Ero troppo arrabbiato per star lì a discutere e poi non era nemmeno colpa sua.
Decisi di non perdere tempo a discutere mi infilai la plugsuit dopo essermi tolto tutti i vestiti eccetto le mutande.
Effettivamente la plugsuit era integrale, esclusa la testa, con allacciatura a zip frontale che sembrava autosigillante, era estremamente aderente, ma non tirava, anzi quasi agevolava i movimenti e non sembrava nemmeno di non averla addosso.
“Ciao Marco. Scusa se arrivo solo ora ma era il mio turno di riposo.”
Era arrivato pure Guido e si stava dirigendo verso un’area con computer e monitor che sembrava una centrale di controllo remota.
“Ecco Marco, è tutto pronto. Questo è il tuo casco, simile ad uno Shoei Syncrotec 2 ma riveduto e corretto in molte sue parti. Molto più leggero e può resistere a colpi di pistola, come del resto anche la tuta, ma non ti consiglio di sperimentarlo. La moto è una Suzuki GSX-R opportunamente modificata. Non esagerare ti prego.”
Ero rimasto senza parole, ero totalmente preso da quei ritrovati oltre ogni limite. Era tutto, moto, casco e tuta totalmente nero, un nero opaco non brillante che in penombra doveva essere assolutamente invisibile.
“Come armi non c’è molto che tu possa usare, posso consigliarti una una Desert Eagle con caricatori aggiuntivi e flash bang o fumogeni?”
“Si, potrebbe andare, ma dove me li metto?”
“Non ti preoccupare c’è anche un giubbotto apposta per la tuta.”
Mi sistemai casco, giubbotto e mi misi sulla moto ed era tutto perfetto, come se lo avessi sempre portato, la visiera poi era nera riflettente e non si sarebbe visto minimamente chi fossi. Era un armamentario perfetto per quello che dovevo fare.
“Avvisate il Centro che ci potrebbero essere problemi con Raffaele e Fulvio.”
“Non ti preoccupare, li puoi avvisare tu, ora noi ti faremo da navigatori, per qualsiasi chiedi e noi ti daremo assistenza in merito, strade, chiamate e tutto quello che ti potrebbe essere utile.”
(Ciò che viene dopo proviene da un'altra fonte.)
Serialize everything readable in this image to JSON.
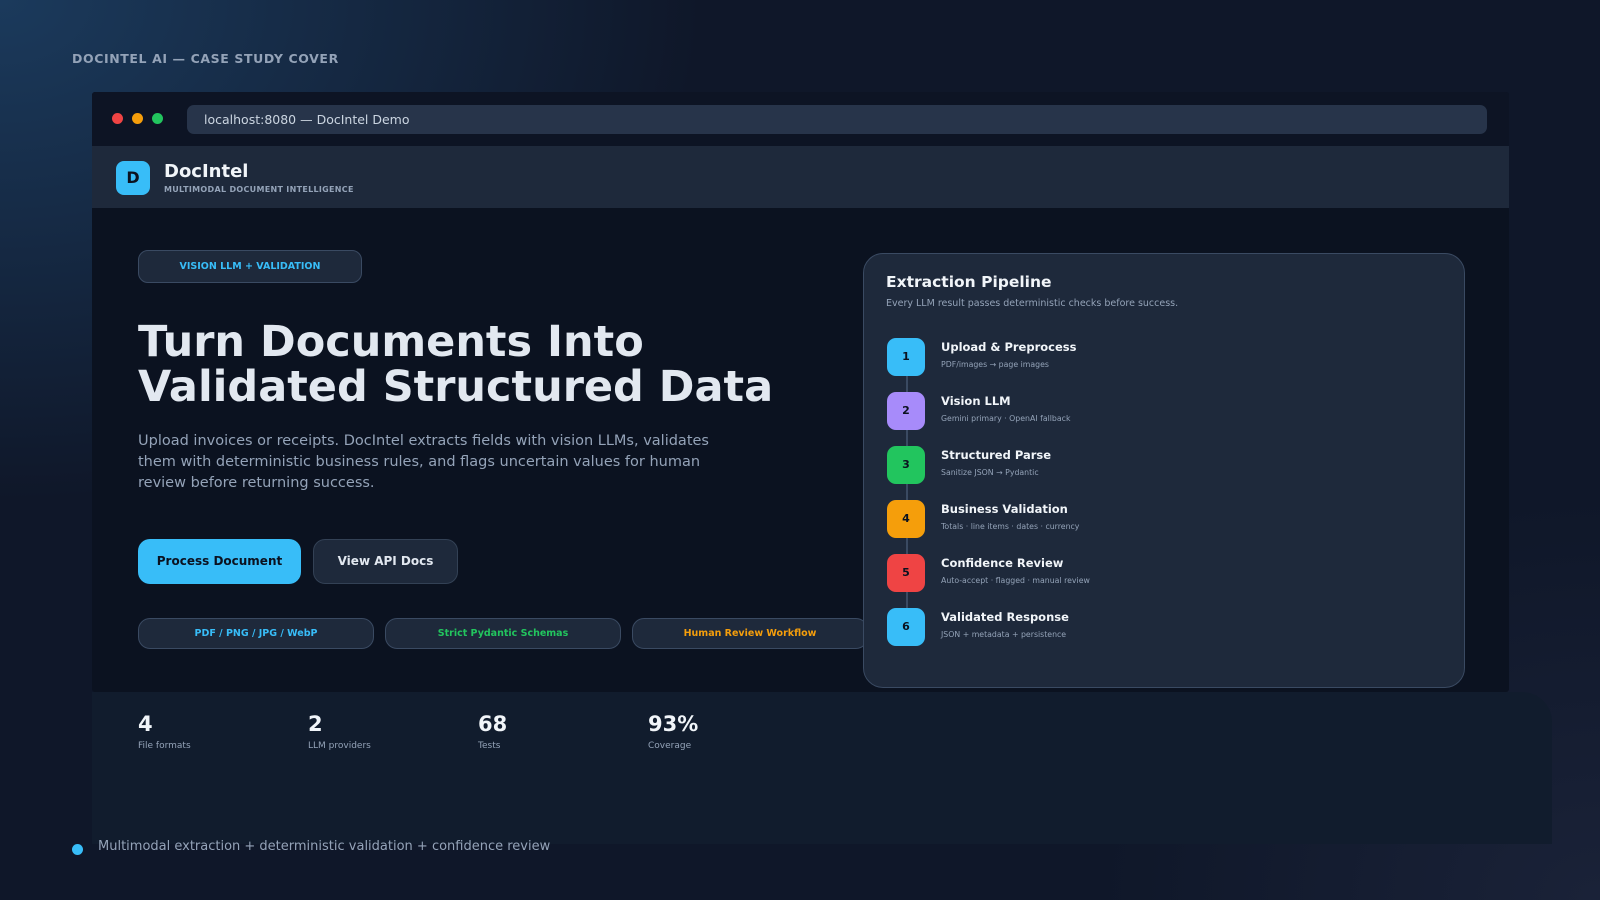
{
  "cover_label": "DOCINTEL AI — CASE STUDY COVER",
  "browser": {
    "url": "localhost:8080 — DocIntel Demo"
  },
  "header": {
    "logo_letter": "D",
    "brand_name": "DocIntel",
    "brand_tagline": "MULTIMODAL DOCUMENT INTELLIGENCE"
  },
  "hero": {
    "badge": "VISION LLM + VALIDATION",
    "title_line1": "Turn Documents Into",
    "title_line2": "Validated Structured Data",
    "subtitle": "Upload invoices or receipts. DocIntel extracts fields with vision LLMs, validates them with deterministic business rules, and flags uncertain values for human review before returning success.",
    "primary_button": "Process Document",
    "secondary_button": "View API Docs",
    "features": [
      {
        "label": "PDF / PNG / JPG / WebP",
        "color": "#38bdf8"
      },
      {
        "label": "Strict Pydantic Schemas",
        "color": "#22c55e"
      },
      {
        "label": "Human Review Workflow",
        "color": "#f59e0b"
      }
    ]
  },
  "pipeline": {
    "title": "Extraction Pipeline",
    "subtitle": "Every LLM result passes deterministic checks before success.",
    "steps": [
      {
        "number": "1",
        "title": "Upload & Preprocess",
        "desc": "PDF/images → page images",
        "color": "#38bdf8"
      },
      {
        "number": "2",
        "title": "Vision LLM",
        "desc": "Gemini primary · OpenAI fallback",
        "color": "#a78bfa"
      },
      {
        "number": "3",
        "title": "Structured Parse",
        "desc": "Sanitize JSON → Pydantic",
        "color": "#22c55e"
      },
      {
        "number": "4",
        "title": "Business Validation",
        "desc": "Totals · line items · dates · currency",
        "color": "#f59e0b"
      },
      {
        "number": "5",
        "title": "Confidence Review",
        "desc": "Auto-accept · flagged · manual review",
        "color": "#ef4444"
      },
      {
        "number": "6",
        "title": "Validated Response",
        "desc": "JSON + metadata + persistence",
        "color": "#38bdf8"
      }
    ]
  },
  "stats": [
    {
      "value": "4",
      "label": "File formats"
    },
    {
      "value": "2",
      "label": "LLM providers"
    },
    {
      "value": "68",
      "label": "Tests"
    },
    {
      "value": "93%",
      "label": "Coverage"
    }
  ],
  "footer": {
    "text": "Multimodal extraction + deterministic validation + confidence review"
  }
}
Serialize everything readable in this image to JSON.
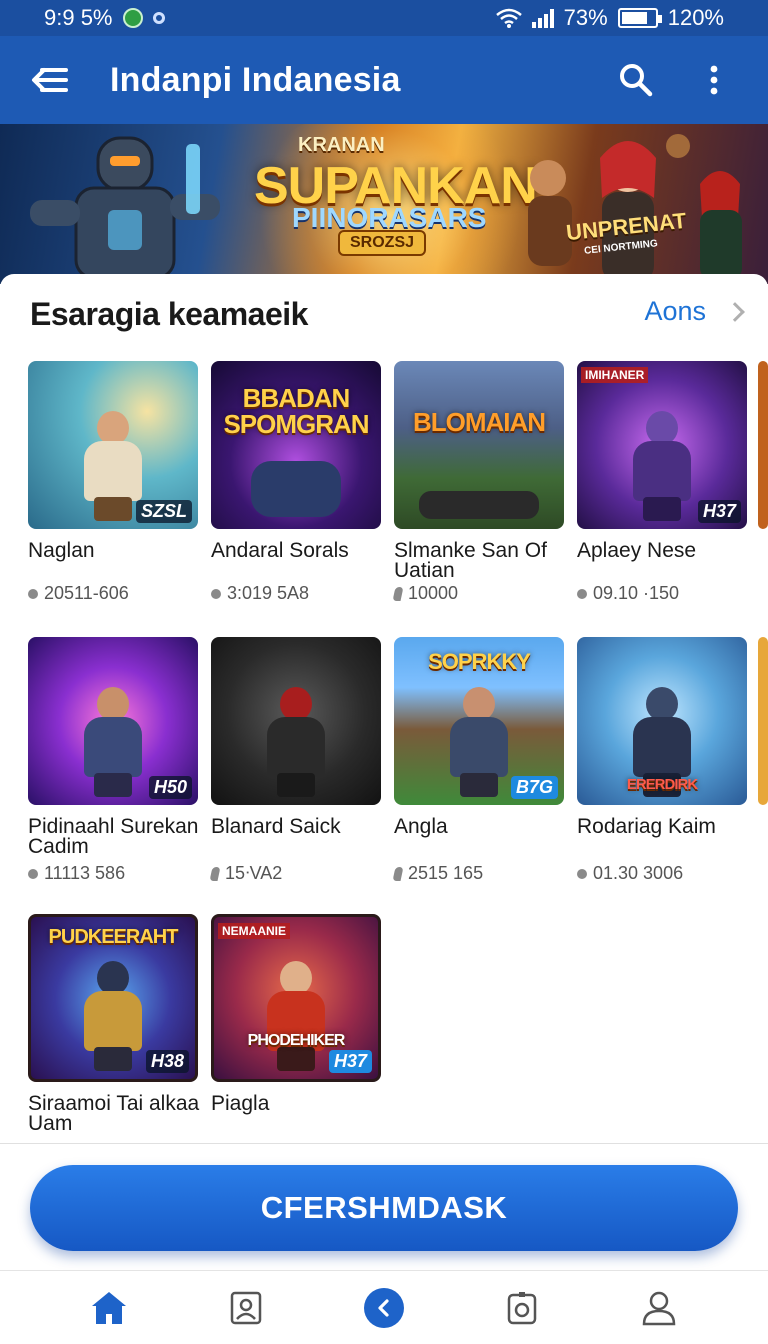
{
  "status_bar": {
    "time": "9:9 5%",
    "signal_text": "73%",
    "battery_text": "120%"
  },
  "app_bar": {
    "title": "Indanpi Indanesia",
    "menu_icon": "hamburger-menu-icon",
    "search_icon": "search-icon",
    "more_icon": "more-vertical-icon"
  },
  "banner": {
    "small_text": "KRANAN",
    "title": "SUPANKAN",
    "subtitle": "PIINORASARS",
    "badge": "SROZSJ",
    "right_text": "UNPRENAT",
    "right_sub": "CEI NORTMING"
  },
  "section": {
    "title": "Esaragia keamaeik",
    "see_all": "Aons"
  },
  "games": [
    {
      "name": "Naglan",
      "meta": "20511-606",
      "meta_icon": "dot",
      "thumb_label": "",
      "corner": "SZSL",
      "tag": ""
    },
    {
      "name": "Andaral Sorals",
      "meta": "3:019 5A8",
      "meta_icon": "dot",
      "thumb_label": "BBADAN SPOMGRAN",
      "corner": "",
      "tag": ""
    },
    {
      "name": "Slmanke San Of Uatian",
      "meta": "10000",
      "meta_icon": "pin",
      "thumb_label": "BLOMAIAN",
      "corner": "",
      "tag": ""
    },
    {
      "name": "Aplaey Nese",
      "meta": "09.10 ·150",
      "meta_icon": "dot",
      "thumb_label": "",
      "corner": "H37",
      "tag": "IMIHANER"
    },
    {
      "name": "Pidinaahl Surekan Cadim",
      "meta": "11113 586",
      "meta_icon": "dot",
      "thumb_label": "",
      "corner": "H50",
      "tag": ""
    },
    {
      "name": "Blanard Saick",
      "meta": "15ᐧVA2",
      "meta_icon": "pin",
      "thumb_label": "",
      "corner": "",
      "tag": ""
    },
    {
      "name": "Angla",
      "meta": "2515 165",
      "meta_icon": "pin",
      "thumb_label": "SOPRKKY",
      "corner": "B7G",
      "tag": ""
    },
    {
      "name": "Rodariag Kaim",
      "meta": "01.30 3006",
      "meta_icon": "dot",
      "thumb_label": "ERERDIRK",
      "corner": "",
      "tag": ""
    },
    {
      "name": "Siraamoi Tai alkaa Uam",
      "meta": "",
      "meta_icon": "",
      "thumb_label": "PUDKEERAHT",
      "corner": "H38",
      "tag": ""
    },
    {
      "name": "Piagla",
      "meta": "",
      "meta_icon": "",
      "thumb_label": "PHODEHIKER",
      "corner": "H37",
      "tag": "NEMAANIE"
    }
  ],
  "cta": {
    "label": "CFERSHMDASK"
  },
  "nav": [
    {
      "icon": "home-icon",
      "active": true
    },
    {
      "icon": "contact-card-icon",
      "active": false
    },
    {
      "icon": "back-chevron-icon",
      "active": false
    },
    {
      "icon": "camera-icon",
      "active": false
    },
    {
      "icon": "profile-icon",
      "active": false
    }
  ],
  "colors": {
    "primary": "#1e5ab4",
    "accent": "#1e73d6",
    "cta": "#1e63c9"
  }
}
La voce di Giulio riecheggiò nel casco come se fosse davanti a me. Alberto intanto si stava spostando verso il centro di controllo e il pavimento del garage stava risalendo per permettermi di uscire.
“Ma non c’è S.T.E. per questo?”
“S.T.E. ha avuto dei problemi e quindi ora siamo qui noi.”
In quel momento mi resi conto quei due ragazzi avevano solo 16 anni e quello a cui erano sottoposti era un qualcosa di eccessivo per la loro età, eppure sembravano accettarlo e gradirlo.
Non avevo però tempo per analizzare meglio la questione, dovevo raggiungere subito gli altri.